If you don't get on with family membeer, don't invite them to your home but suggest, if you like, that you meet on neutral ground (local restaurant) for a meal. That way, you can leave if anyone makes a fuss.

Learn by mistakes; that's what mistakes are for, so you don't make them again.

Go away at Christmas; depending on your budget and look what you'll save when you don't need to buy extra food and gifts.

If you can't go away, tell barefaced lies to unwelcome people and say you intend going to (pick a nice venue). A lie is better than 3 days of torture.

Don't answer the landline, don't open the door.

Enjoy Christmas 2020.

Doodledog Sun 05-Jan-20 04:11:53

Maybe ask your son, or your husband, instead of your DIL to help? Of the three, she is more of a guest in your house, so probably the least likely to know where things are, or how you like things to be done.

When the baby wanted a cuddle from his 'distant mother', was his father distant, too? If not, why didn't he cuddle him? Or is it that they have both decided that controlled crying is the way to go? That wouldn't sit right with me, as I believe in picking up babies as soon as they cry, but that was my way, and I wouldn't have been pleased if my in-laws, or my parents had insisted on letting mine cry.

Each couple has to make these decisions for themselves, just as our generation did, and it is not your place to blame them for their choices - and IMO, it's even worse if you blame your DIL and not your son, who could very well have been part of the decision-making.

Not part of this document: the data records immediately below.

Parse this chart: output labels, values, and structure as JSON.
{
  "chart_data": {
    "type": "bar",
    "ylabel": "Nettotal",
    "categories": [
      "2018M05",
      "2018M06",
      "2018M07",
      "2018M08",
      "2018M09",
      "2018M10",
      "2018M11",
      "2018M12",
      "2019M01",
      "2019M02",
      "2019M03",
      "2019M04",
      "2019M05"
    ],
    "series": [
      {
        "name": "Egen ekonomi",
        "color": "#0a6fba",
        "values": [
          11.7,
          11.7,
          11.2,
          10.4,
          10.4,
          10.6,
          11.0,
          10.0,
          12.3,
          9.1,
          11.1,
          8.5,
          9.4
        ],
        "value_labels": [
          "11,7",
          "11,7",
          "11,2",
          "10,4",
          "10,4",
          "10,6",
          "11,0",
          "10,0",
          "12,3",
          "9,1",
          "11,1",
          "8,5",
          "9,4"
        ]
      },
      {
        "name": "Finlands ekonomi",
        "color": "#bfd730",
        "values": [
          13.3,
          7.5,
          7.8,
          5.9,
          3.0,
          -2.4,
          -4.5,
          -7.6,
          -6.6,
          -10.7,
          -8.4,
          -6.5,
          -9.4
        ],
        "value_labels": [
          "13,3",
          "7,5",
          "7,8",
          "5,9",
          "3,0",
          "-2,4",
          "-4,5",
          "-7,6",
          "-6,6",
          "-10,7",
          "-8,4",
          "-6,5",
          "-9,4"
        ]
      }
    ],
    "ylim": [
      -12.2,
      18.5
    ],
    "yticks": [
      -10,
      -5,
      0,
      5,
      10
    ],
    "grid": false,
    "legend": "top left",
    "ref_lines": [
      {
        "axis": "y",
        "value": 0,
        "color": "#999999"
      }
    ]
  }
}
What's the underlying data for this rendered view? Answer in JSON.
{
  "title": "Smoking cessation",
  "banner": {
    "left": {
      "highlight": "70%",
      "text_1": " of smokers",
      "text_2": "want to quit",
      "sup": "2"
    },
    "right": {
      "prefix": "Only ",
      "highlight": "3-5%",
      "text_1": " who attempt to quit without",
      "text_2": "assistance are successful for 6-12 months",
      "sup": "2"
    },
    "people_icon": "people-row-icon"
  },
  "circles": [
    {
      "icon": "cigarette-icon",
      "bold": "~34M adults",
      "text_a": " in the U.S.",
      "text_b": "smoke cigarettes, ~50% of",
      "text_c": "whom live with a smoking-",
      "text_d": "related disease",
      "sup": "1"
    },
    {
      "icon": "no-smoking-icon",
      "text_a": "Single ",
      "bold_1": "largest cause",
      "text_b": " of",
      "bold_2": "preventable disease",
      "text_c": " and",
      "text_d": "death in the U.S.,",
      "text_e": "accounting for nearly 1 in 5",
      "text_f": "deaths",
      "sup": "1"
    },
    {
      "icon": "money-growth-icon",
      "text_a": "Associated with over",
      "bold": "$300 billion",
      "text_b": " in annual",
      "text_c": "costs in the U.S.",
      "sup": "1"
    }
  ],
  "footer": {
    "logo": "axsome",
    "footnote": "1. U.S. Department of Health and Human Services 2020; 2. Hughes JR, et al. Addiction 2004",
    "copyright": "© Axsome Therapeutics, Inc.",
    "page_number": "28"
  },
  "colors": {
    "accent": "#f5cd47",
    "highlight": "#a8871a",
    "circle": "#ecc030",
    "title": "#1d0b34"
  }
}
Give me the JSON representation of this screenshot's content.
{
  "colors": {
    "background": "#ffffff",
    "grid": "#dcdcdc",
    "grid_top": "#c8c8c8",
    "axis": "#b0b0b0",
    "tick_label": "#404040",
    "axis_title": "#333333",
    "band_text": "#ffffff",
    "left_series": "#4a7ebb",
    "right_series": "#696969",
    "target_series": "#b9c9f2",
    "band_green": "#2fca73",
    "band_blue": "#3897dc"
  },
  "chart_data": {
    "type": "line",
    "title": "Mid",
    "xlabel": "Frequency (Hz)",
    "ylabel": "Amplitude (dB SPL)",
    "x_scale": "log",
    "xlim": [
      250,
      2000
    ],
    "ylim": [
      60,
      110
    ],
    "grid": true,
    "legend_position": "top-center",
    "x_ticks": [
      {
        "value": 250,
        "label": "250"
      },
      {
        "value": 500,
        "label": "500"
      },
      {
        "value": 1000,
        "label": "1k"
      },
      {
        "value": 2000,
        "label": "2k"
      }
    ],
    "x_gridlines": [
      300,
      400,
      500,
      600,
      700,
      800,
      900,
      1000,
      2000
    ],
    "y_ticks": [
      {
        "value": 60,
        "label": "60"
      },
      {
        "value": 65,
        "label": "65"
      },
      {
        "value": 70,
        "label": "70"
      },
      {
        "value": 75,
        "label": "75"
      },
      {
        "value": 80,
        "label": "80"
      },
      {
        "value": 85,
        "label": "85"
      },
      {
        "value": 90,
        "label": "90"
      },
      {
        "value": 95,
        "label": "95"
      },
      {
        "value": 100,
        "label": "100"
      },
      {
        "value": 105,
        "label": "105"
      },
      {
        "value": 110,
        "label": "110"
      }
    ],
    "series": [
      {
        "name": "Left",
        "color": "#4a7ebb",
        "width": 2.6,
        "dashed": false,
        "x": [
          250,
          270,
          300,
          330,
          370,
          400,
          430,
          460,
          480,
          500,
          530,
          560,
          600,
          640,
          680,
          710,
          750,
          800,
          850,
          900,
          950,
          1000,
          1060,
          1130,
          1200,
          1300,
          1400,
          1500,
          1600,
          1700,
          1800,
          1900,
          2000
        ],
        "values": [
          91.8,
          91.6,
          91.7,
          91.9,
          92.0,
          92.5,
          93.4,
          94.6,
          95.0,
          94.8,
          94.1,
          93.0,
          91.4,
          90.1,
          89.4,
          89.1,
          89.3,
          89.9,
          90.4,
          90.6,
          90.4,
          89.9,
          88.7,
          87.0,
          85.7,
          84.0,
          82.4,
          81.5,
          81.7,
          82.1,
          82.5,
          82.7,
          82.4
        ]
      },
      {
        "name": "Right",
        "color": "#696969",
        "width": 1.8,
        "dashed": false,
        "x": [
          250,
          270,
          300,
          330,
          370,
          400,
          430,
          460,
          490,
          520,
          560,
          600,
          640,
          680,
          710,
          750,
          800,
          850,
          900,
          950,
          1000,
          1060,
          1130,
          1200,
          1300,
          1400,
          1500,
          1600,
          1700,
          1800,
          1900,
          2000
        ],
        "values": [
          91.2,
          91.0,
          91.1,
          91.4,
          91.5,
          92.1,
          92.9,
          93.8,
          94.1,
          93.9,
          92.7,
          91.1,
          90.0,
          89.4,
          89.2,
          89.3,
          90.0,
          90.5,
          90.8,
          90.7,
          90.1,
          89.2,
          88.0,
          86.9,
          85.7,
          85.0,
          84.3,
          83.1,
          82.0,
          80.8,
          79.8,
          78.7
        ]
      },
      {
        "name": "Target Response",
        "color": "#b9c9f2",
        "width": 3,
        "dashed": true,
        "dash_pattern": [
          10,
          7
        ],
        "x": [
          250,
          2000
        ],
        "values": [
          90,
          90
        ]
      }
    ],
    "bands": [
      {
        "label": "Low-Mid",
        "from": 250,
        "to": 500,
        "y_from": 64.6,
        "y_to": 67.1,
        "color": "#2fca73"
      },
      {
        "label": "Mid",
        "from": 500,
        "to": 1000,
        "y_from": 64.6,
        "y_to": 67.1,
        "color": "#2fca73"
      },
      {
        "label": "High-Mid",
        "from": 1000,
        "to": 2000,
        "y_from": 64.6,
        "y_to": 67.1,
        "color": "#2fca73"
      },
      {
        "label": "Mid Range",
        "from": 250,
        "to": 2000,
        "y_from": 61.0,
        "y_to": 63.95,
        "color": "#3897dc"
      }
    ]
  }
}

Refusing to tell your DIL what you want her to do to help, and not even hinting, could be seen by her as you being controlling, as she will always be in a position where what she does is potentially wrong - has she tried to please before and found that her guesswork was wide of the mark? Treading on eggshells is not relaxing at all, but unless people know what is expected of them, this is what they have to do. I'm sure your DIL is aware that you disapprove of her, which won't help the situation either.

If you want to have a family Christmas next year, why not ask very specifically for your son and his wife to provide X and Y, cooked and ready to heat up, and ask them what you can have ready that will distract the baby. If you do it in the spirit of co-operation it will probably be well-received. If you really don't want to do it again, you can either book a hotel, or just tell them that you and your husband want to have Christmas alone, and arrange to meet your family before or afterwards.

Be careful what you wish for, though. The baby will grow up very quickly, and if the norm becomes separate Christmases, you will miss out on the ones when he is a non-screaming and delightful child, and you might regret it.

Harmonygranny Sun 05-Jan-20 16:35:57

Thanks for taking the time to answer. Sorry, yes, I did cut and paste my thread from somewhere else and couldn't get rid of the superfluous comments!